“The problem, of course, exists and its its humanitarian significance cannot be diminished. There were pogroms, expulsions and, consequently, loss of property on both sides,” Gadirli said, commenting on recent remarks by the head of the “Our Home Armenia” NGO, Nikolay Babajanyan.
There was no private property according to Soviet law which was in effect in both Armenia and Azerbaijan during the pogroms and expulsions, he said.
“Formally, the majority of the housing stock was owned by the government while a much smaller portion was owned by cooperative and collective farm organizations.
“There was very little about ‘personal property’ in Soviet legislation. Of course, this does not rule out the question of possible compensation, but significantly complicates the legal procedures and financial evaluation.
“The Armenian refugees from Azerbaijan and Azerbaijani refugees from Armenia had no access to privatization in these countries during the years of independence,” the lawyer noted.
“Innocent refugees on both sides are hostage to the aggressive, historically and politically blind, irresponsible actions of the Armenian leadership,” Gadirli stated.
“The situation itself, generated by the war and subsequent occupation of Azerbaijani territory and complicated by the protracted negotiating process, makes the question of compensation inappropriate.”
According to the lawyer, the Azerbaijani side has no unilateral legal commitment to pay compensation for damage to Armenian refugees.
“Most Armenians sold or exchanged their flats before they left Azerbaijan. Certainly, had it not been for the conflict, they would never have left Azerbaijan. In this sense, it is possible to say that they were obliged to leave. But their departure with the sale and exchange of property makes the compensation issue not relevant.
“It is more difficult with those who really fell victim to pogroms and persecution. But their problem is based on the overall context of the conflict. The conflict is not between private citizens or groups from whom the state has to secure its citizens. The conflict is between states. And this conflict, despite inflicted stereotypes, is not ethnic but territorial.
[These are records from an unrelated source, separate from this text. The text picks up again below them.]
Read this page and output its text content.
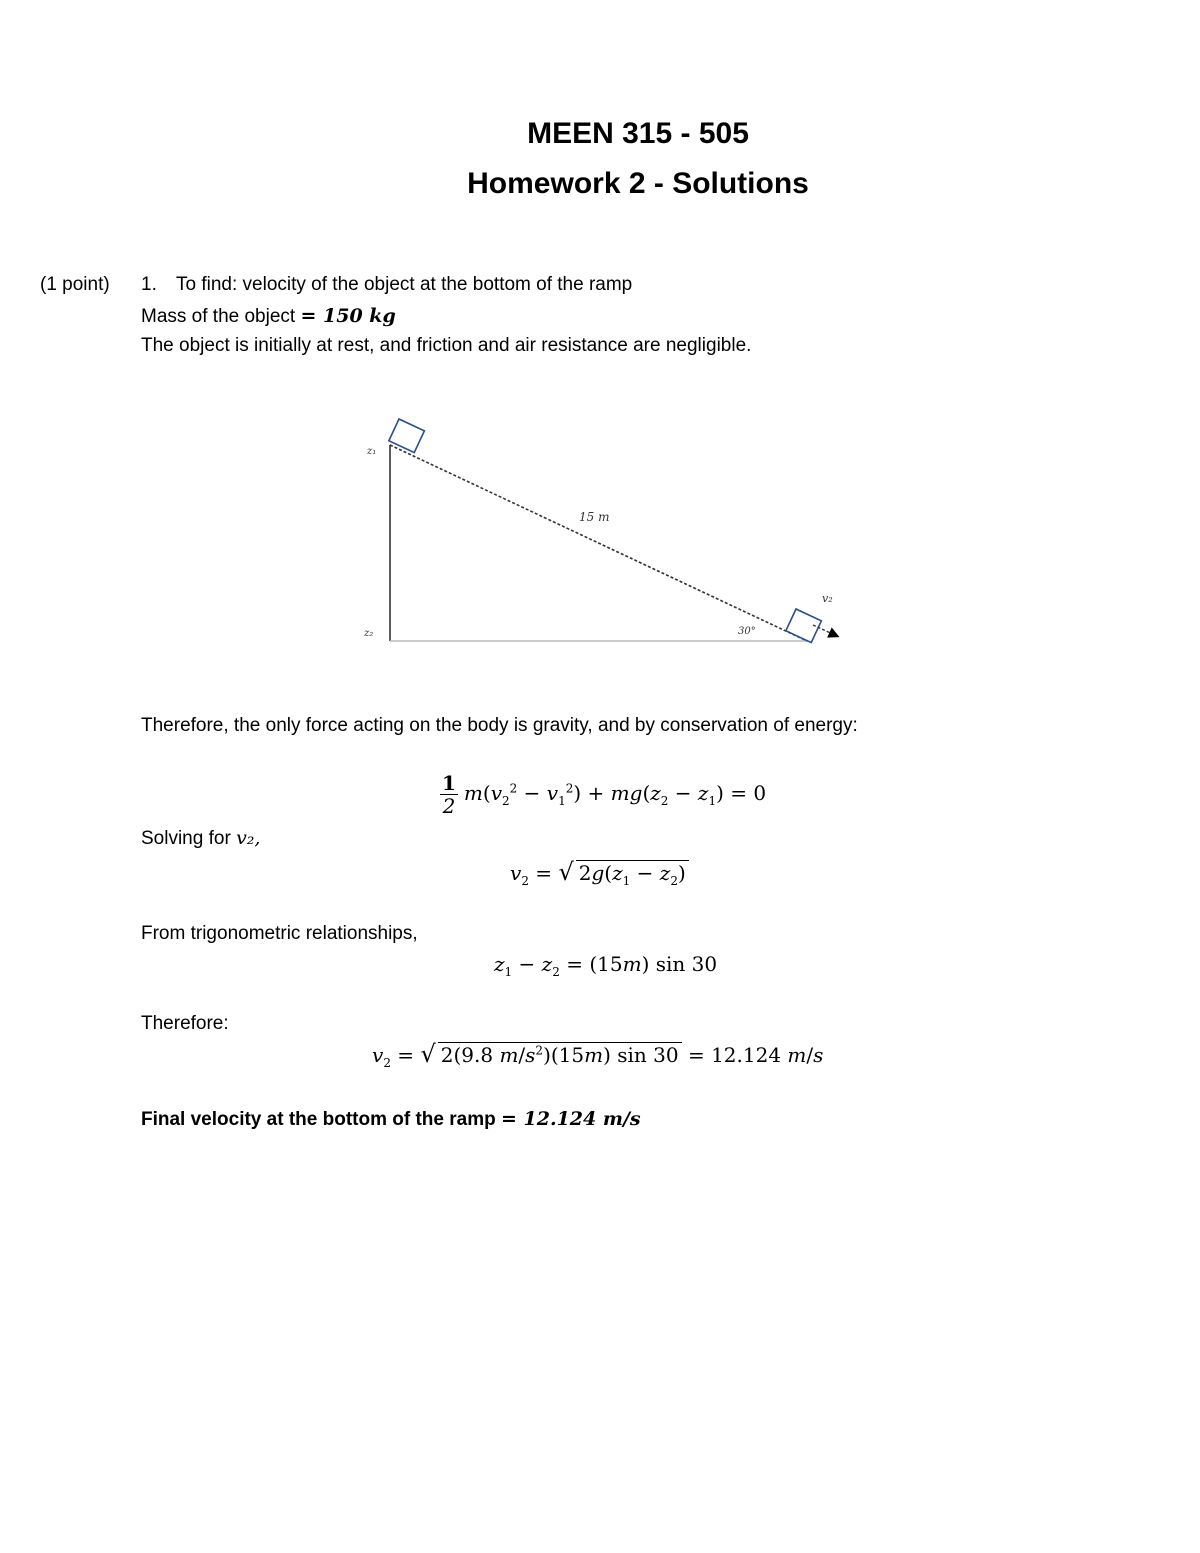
MEEN 315 - 505
Homework 2 - Solutions
(1 point) 1. To find: velocity of the object at the bottom of the ramp
Mass of the object = 150 kg
The object is initially at rest, and friction and air resistance are negligible.
z₁
z₂
15 m
30°
v₂
Therefore, the only force acting on the body is gravity, and by conservation of energy:
$\frac{1}{2} m(v_2^2 - v_1^2) + mg(z_2 - z_1) = 0$
Solving for v₂,
$v_2$ = √ $2g(z_1 - z_2)$
From trigonometric relationships,
$z_1 - z_2 = (15m)$ sin 30
Therefore:
$v_2$ = √ 2(9.8 $m/s^2)(15m)$ sin 30 = 12.124 m/s
Final velocity at the bottom of the ramp = 12.124 m/s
“Civil law differentiates between principal and secondary notions. Secondary ones always follow the principal. In relation to real estate, land is the principal notion and a house on it is secondary. In analogy with civil law it is possible to say that the secondary issue can have no solution before the principal issue – the issue of land has been solved,” he said.
Gadirli also said that any attempts to view this important and sensitive humanitarian problem as an opportunity for compensation for damages suffered by the refugees means taking the problem beyond the overall boundaries of the conflict settlement.
“Since the conflict is directly between the states, the settlement of this problem can only be mutual. We should not forget that the context of the conflict is much wider than the frontal zone. The situation of Armenian refugees from Azerbaijan cannot be viewed in isolation from the situation of Azerbaijani refugees from Armenia, as well as the occupied part of Azerbaijan, including Nagorno-Karabakh.
“Thus, no party bears unilateral legal commitments. A serious attitude to the problem must be developed from the clear and mutually acceptable conditions of a final peace agreement between Azerbaijan and Armenia, rather than run ahead of the terms,” Gadirli said.